Loyer leaned into the biographical nature of the exhibit, interspersing Haring’s paintings with memorabilia such as Polaroid photos of him with friends and contemporaries, fliers he designed for the Chicago Voguers’ Ball benefit to support AIDS healthcare and a suit he painted for Madonna to wear at his “Party of Life” celebration. Collaboration was key to Haring’s process, and he worked closely with artists like Jean-Michel Basquiat, LA II, Bill T. Jones and Grace Jones. NYC’s nightclub scene also helped foster community for Haring, and one gallery plays music from Haring’s mixtape collection of DJ sets, which he recorded live at clubs like Paradise Garage and the Palladium.
“Even though almost all of [his artwork] was made in the 1980s, it feels like it could have been painted yesterday,” Loyer said. “I wanted to have that same kind of feeling throughout the whole space, and I think the music helps make it feel alive.”
Kymia Freeman, a junior majoring in public relations, said the exhibit gave her a deeper understanding of Haring’s social justice work.
“Keith Haring, along with Jean-Michel Basquiat, are two really interesting examples of artists whose work started in one place and after their deaths have taken on a whole new life,” Freeman said. “Honestly, for a long time before actually seeing Keith Haring’s work in person, a lot of my conception around the art that he made came from a very commercial point of view. There are so many pieces of Keith Haring memorabilia, like T-shirts and bags in the world that the art can kind of get lost.”
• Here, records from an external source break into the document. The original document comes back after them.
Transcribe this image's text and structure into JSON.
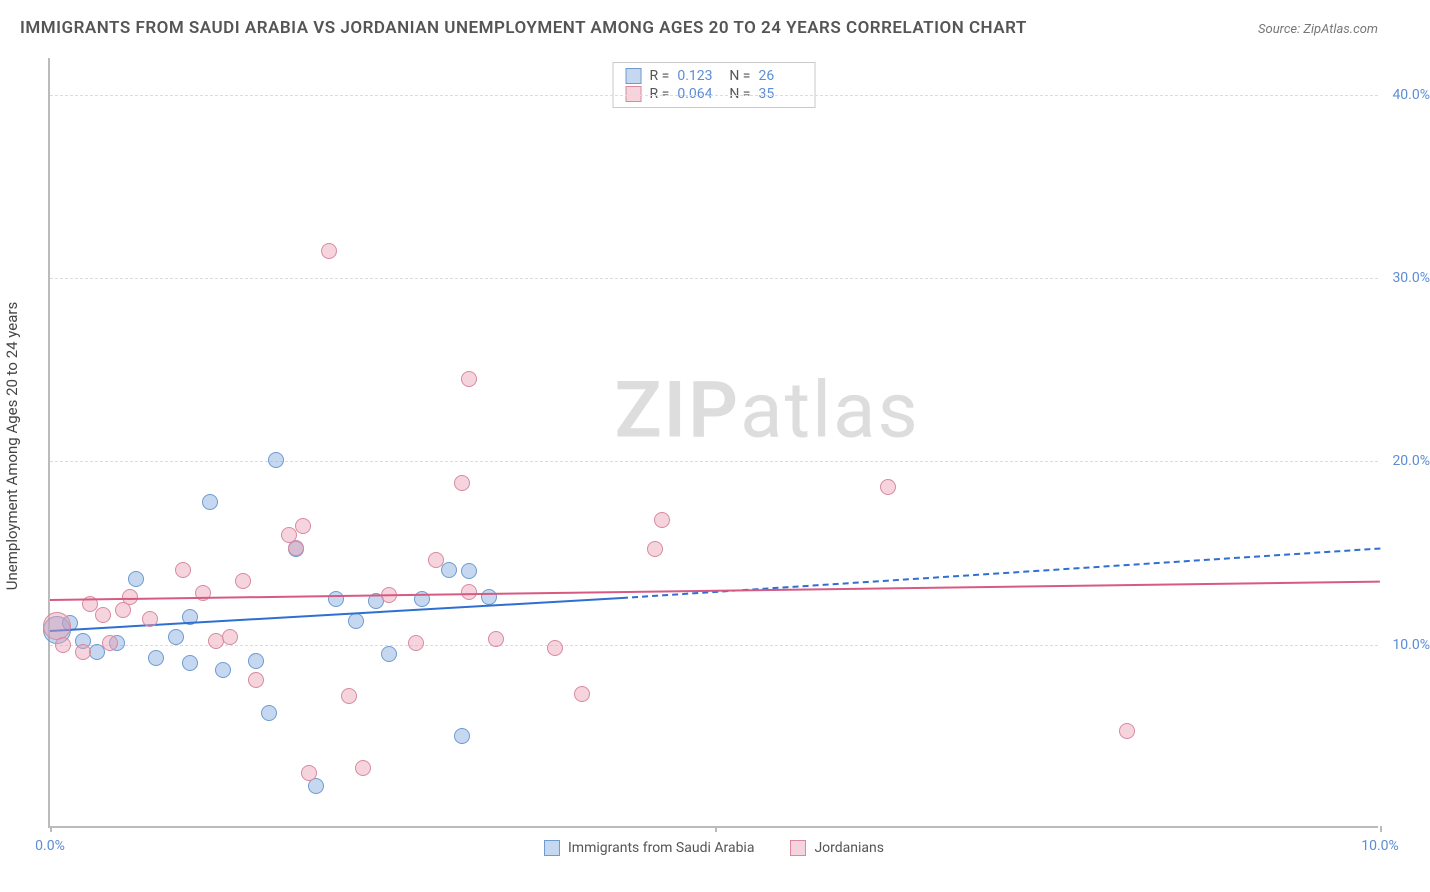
{
  "title": "IMMIGRANTS FROM SAUDI ARABIA VS JORDANIAN UNEMPLOYMENT AMONG AGES 20 TO 24 YEARS CORRELATION CHART",
  "source": "Source: ZipAtlas.com",
  "watermark_a": "ZIP",
  "watermark_b": "atlas",
  "chart": {
    "type": "scatter",
    "background_color": "#ffffff",
    "grid_color": "#dcdcdc",
    "axis_color": "#bbbbbb",
    "tick_label_color": "#5b8dd6",
    "ylabel": "Unemployment Among Ages 20 to 24 years",
    "ylabel_color": "#444444",
    "xlim": [
      0,
      10
    ],
    "ylim": [
      0,
      42
    ],
    "yticks": [
      10,
      20,
      30,
      40
    ],
    "ytick_labels": [
      "10.0%",
      "20.0%",
      "30.0%",
      "40.0%"
    ],
    "xticks": [
      0,
      5,
      10
    ],
    "xtick_labels": [
      "0.0%",
      "",
      "10.0%"
    ],
    "series": [
      {
        "name": "Immigrants from Saudi Arabia",
        "fill": "rgba(127,168,220,0.45)",
        "stroke": "#6f9bd1",
        "line_solid": "#2e6fd1",
        "r": 0.123,
        "n": 26,
        "trend_solid_from": [
          0,
          10.8
        ],
        "trend_solid_to": [
          4.3,
          12.6
        ],
        "trend_dash_from": [
          4.3,
          12.6
        ],
        "trend_dash_to": [
          10,
          15.3
        ],
        "points": [
          {
            "x": 0.05,
            "y": 10.8,
            "r": 14
          },
          {
            "x": 0.15,
            "y": 11.2,
            "r": 8
          },
          {
            "x": 0.25,
            "y": 10.2,
            "r": 8
          },
          {
            "x": 0.35,
            "y": 9.6,
            "r": 8
          },
          {
            "x": 0.5,
            "y": 10.1,
            "r": 8
          },
          {
            "x": 0.65,
            "y": 13.6,
            "r": 8
          },
          {
            "x": 0.8,
            "y": 9.3,
            "r": 8
          },
          {
            "x": 0.95,
            "y": 10.4,
            "r": 8
          },
          {
            "x": 1.05,
            "y": 9.0,
            "r": 8
          },
          {
            "x": 1.2,
            "y": 17.8,
            "r": 8
          },
          {
            "x": 1.3,
            "y": 8.6,
            "r": 8
          },
          {
            "x": 1.55,
            "y": 9.1,
            "r": 8
          },
          {
            "x": 1.65,
            "y": 6.3,
            "r": 8
          },
          {
            "x": 1.7,
            "y": 20.1,
            "r": 8
          },
          {
            "x": 1.85,
            "y": 15.2,
            "r": 8
          },
          {
            "x": 2.0,
            "y": 2.3,
            "r": 8
          },
          {
            "x": 2.15,
            "y": 12.5,
            "r": 8
          },
          {
            "x": 2.45,
            "y": 12.4,
            "r": 8
          },
          {
            "x": 2.55,
            "y": 9.5,
            "r": 8
          },
          {
            "x": 2.8,
            "y": 12.5,
            "r": 8
          },
          {
            "x": 3.0,
            "y": 14.1,
            "r": 8
          },
          {
            "x": 3.1,
            "y": 5.0,
            "r": 8
          },
          {
            "x": 3.15,
            "y": 14.0,
            "r": 8
          },
          {
            "x": 3.3,
            "y": 12.6,
            "r": 8
          },
          {
            "x": 1.05,
            "y": 11.5,
            "r": 8
          },
          {
            "x": 2.3,
            "y": 11.3,
            "r": 8
          }
        ]
      },
      {
        "name": "Jordanians",
        "fill": "rgba(232,160,180,0.45)",
        "stroke": "#d98aa0",
        "line_solid": "#d65a82",
        "r": 0.064,
        "n": 35,
        "trend_solid_from": [
          0,
          12.5
        ],
        "trend_solid_to": [
          10,
          13.5
        ],
        "points": [
          {
            "x": 0.05,
            "y": 11.0,
            "r": 14
          },
          {
            "x": 0.1,
            "y": 10.0,
            "r": 8
          },
          {
            "x": 0.25,
            "y": 9.6,
            "r": 8
          },
          {
            "x": 0.3,
            "y": 12.2,
            "r": 8
          },
          {
            "x": 0.4,
            "y": 11.6,
            "r": 8
          },
          {
            "x": 0.45,
            "y": 10.1,
            "r": 8
          },
          {
            "x": 0.6,
            "y": 12.6,
            "r": 8
          },
          {
            "x": 0.75,
            "y": 11.4,
            "r": 8
          },
          {
            "x": 1.0,
            "y": 14.1,
            "r": 8
          },
          {
            "x": 1.15,
            "y": 12.8,
            "r": 8
          },
          {
            "x": 1.25,
            "y": 10.2,
            "r": 8
          },
          {
            "x": 1.45,
            "y": 13.5,
            "r": 8
          },
          {
            "x": 1.55,
            "y": 8.1,
            "r": 8
          },
          {
            "x": 1.8,
            "y": 16.0,
            "r": 8
          },
          {
            "x": 1.85,
            "y": 15.3,
            "r": 8
          },
          {
            "x": 1.9,
            "y": 16.5,
            "r": 8
          },
          {
            "x": 1.95,
            "y": 3.0,
            "r": 8
          },
          {
            "x": 2.1,
            "y": 31.5,
            "r": 8
          },
          {
            "x": 2.25,
            "y": 7.2,
            "r": 8
          },
          {
            "x": 2.35,
            "y": 3.3,
            "r": 8
          },
          {
            "x": 2.55,
            "y": 12.7,
            "r": 8
          },
          {
            "x": 2.75,
            "y": 10.1,
            "r": 8
          },
          {
            "x": 2.9,
            "y": 14.6,
            "r": 8
          },
          {
            "x": 3.1,
            "y": 18.8,
            "r": 8
          },
          {
            "x": 3.15,
            "y": 12.9,
            "r": 8
          },
          {
            "x": 3.15,
            "y": 24.5,
            "r": 8
          },
          {
            "x": 3.35,
            "y": 10.3,
            "r": 8
          },
          {
            "x": 3.8,
            "y": 9.8,
            "r": 8
          },
          {
            "x": 4.0,
            "y": 7.3,
            "r": 8
          },
          {
            "x": 4.6,
            "y": 16.8,
            "r": 8
          },
          {
            "x": 4.55,
            "y": 15.2,
            "r": 8
          },
          {
            "x": 6.3,
            "y": 18.6,
            "r": 8
          },
          {
            "x": 8.1,
            "y": 5.3,
            "r": 8
          },
          {
            "x": 1.35,
            "y": 10.4,
            "r": 8
          },
          {
            "x": 0.55,
            "y": 11.9,
            "r": 8
          }
        ]
      }
    ],
    "legend_top": {
      "r_label": "R =",
      "n_label": "N ="
    },
    "legend_bottom": [
      {
        "series": 0
      },
      {
        "series": 1
      }
    ]
  }
}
Freeman particularly recalled one gallery that focused on Haring’s struggle with AIDS and his reaction to the epidemic and the lack of response and intervention from the government.
“A lot of the works in that part of the gallery were pretty well known, but seeing them right in front of my face was very emotional because I have done a decent amount of personal research into that period of American history and what role Keith Haring had in the advocacy around it,” Freeman said. “Seeing those works in person for the first time was really moving and just honestly represents a lot of what makes him such an incredible artist to me.”
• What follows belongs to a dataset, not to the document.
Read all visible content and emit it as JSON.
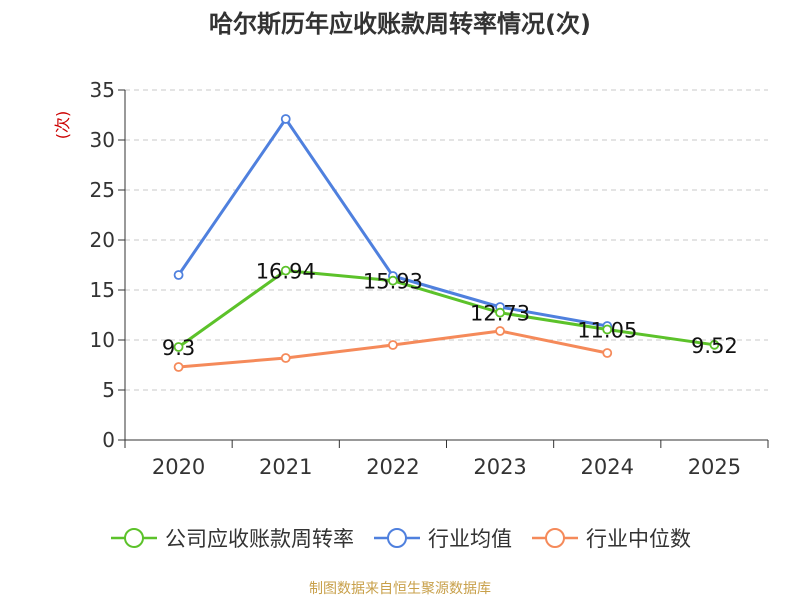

Charlotte Bartel, a sophomore majoring in cinema and media studies, enjoyed seeing how Haring included various aspects of the LGBTQIA+ experience in his artwork.
“Near the end of the exhibit, he has these signs dedicated to being queer. My favorite one there is kind of simple, but it was one that he made when it was October, towards [National] Coming Out Day,” Bartel said. “A lot of the time when you have art [in museums] there’s not a lot of queer representation and expression.”
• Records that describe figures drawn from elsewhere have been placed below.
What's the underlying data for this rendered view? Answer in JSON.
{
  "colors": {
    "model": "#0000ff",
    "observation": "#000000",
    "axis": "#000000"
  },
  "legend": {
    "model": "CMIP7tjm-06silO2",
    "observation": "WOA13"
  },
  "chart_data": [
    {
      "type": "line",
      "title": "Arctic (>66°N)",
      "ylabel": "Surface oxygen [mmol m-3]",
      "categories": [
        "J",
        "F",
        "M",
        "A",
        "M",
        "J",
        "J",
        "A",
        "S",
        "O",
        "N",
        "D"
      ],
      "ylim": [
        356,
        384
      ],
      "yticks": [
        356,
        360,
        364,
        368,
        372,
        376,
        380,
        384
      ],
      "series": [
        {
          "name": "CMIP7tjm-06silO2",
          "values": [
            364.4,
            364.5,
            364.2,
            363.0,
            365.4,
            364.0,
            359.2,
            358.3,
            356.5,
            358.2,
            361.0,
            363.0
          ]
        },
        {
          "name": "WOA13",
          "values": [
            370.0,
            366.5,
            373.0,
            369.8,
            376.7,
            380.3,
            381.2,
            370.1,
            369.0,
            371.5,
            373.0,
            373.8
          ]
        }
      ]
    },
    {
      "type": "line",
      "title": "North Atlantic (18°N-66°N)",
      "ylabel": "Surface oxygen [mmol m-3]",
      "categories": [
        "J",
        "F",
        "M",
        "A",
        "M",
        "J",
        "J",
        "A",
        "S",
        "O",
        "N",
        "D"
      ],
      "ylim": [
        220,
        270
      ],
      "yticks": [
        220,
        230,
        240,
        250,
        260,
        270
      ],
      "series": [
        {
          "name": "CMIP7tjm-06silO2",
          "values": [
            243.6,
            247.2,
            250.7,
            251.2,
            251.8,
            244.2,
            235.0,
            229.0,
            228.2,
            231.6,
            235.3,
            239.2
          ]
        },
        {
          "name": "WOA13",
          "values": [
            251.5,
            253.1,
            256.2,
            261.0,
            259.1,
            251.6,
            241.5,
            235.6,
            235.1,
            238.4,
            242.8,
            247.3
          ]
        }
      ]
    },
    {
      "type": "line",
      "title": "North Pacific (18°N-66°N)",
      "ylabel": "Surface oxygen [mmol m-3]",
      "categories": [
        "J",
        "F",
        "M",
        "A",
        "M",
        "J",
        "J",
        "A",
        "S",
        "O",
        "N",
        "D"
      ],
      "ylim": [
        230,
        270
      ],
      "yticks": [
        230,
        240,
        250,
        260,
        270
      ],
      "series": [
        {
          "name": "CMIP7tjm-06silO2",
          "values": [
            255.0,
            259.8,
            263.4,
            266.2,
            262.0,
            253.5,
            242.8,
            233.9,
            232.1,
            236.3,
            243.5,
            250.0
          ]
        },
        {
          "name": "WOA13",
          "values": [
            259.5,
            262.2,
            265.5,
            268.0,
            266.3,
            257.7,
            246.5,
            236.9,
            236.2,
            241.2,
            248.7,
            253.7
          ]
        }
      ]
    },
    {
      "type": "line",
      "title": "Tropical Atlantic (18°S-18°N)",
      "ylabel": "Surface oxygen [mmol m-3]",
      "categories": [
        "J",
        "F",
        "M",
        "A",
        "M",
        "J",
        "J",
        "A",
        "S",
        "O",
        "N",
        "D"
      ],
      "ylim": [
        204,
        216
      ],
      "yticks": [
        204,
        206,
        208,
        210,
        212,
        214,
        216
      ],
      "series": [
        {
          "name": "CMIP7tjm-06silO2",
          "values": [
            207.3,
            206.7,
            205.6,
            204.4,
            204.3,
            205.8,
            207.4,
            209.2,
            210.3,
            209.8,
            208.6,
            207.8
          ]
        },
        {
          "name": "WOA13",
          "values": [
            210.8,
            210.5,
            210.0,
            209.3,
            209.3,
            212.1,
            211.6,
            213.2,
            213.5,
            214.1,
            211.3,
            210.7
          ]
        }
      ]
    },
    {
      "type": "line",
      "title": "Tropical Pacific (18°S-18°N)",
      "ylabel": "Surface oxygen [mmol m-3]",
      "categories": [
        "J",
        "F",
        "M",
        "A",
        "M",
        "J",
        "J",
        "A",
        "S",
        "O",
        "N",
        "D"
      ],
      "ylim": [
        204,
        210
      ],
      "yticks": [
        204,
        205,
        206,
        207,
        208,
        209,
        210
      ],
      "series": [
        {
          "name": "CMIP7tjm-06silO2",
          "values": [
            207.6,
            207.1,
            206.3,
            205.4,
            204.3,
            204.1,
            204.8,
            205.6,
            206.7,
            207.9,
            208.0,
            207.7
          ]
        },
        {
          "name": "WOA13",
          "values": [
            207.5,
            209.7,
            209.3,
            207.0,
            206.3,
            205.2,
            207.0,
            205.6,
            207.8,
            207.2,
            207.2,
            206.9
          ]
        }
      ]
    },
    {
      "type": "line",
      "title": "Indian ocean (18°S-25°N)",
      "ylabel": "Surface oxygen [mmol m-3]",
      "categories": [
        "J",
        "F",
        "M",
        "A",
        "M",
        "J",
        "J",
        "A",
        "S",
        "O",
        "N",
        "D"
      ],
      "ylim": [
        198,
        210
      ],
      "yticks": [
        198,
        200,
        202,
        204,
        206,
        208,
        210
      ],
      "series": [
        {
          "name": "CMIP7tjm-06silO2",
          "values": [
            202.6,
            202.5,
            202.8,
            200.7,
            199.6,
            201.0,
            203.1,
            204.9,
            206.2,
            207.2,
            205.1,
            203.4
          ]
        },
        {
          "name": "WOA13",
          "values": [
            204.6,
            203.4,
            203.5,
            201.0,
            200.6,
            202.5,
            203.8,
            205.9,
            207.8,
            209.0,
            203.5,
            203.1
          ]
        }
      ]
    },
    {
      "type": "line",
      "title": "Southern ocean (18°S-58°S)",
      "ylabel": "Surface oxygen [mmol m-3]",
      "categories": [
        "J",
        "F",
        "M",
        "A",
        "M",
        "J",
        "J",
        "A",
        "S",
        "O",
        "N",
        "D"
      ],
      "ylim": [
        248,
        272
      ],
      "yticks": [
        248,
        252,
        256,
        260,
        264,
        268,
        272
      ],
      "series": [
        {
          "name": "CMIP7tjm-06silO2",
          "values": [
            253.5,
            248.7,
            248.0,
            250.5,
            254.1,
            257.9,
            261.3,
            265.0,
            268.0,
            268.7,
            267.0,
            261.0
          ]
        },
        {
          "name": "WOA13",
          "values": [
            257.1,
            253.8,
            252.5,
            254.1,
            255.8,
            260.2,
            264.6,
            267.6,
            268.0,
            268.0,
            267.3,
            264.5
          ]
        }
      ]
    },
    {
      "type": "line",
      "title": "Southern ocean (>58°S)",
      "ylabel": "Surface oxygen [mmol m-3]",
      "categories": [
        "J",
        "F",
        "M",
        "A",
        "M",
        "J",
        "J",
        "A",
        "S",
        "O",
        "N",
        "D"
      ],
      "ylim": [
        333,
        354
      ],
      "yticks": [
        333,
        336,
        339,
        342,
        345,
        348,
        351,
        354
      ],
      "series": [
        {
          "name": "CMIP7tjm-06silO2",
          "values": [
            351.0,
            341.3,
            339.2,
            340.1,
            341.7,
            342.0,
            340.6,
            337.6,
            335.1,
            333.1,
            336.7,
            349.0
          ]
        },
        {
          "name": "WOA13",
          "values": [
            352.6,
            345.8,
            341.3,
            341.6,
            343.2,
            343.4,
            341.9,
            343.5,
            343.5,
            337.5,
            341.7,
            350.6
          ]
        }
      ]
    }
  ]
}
Haring’s acute ability to balance activism with joy through accessible art has played a profound role in solidifying his iconic legacy. His murals brought awareness to systemic issues of the 1980s that were rooted in bigotry and inequality, yet Haring created and shared them in a way that was digestible and vibrant.
“Anywhere he went, he would try to do a project that was in a public space, whether it was at a pool, or on the side of a building or in children’s hospitals, but really trying to find places where it was going to not only reach a lot of people, but also provide some sense of hope and optimism,” Loyer said. “Even though he’s addressing all these really difficult social and political realities, it’s always with a bright color palette and a dose of optimism. I think he really believed that art could change the world.”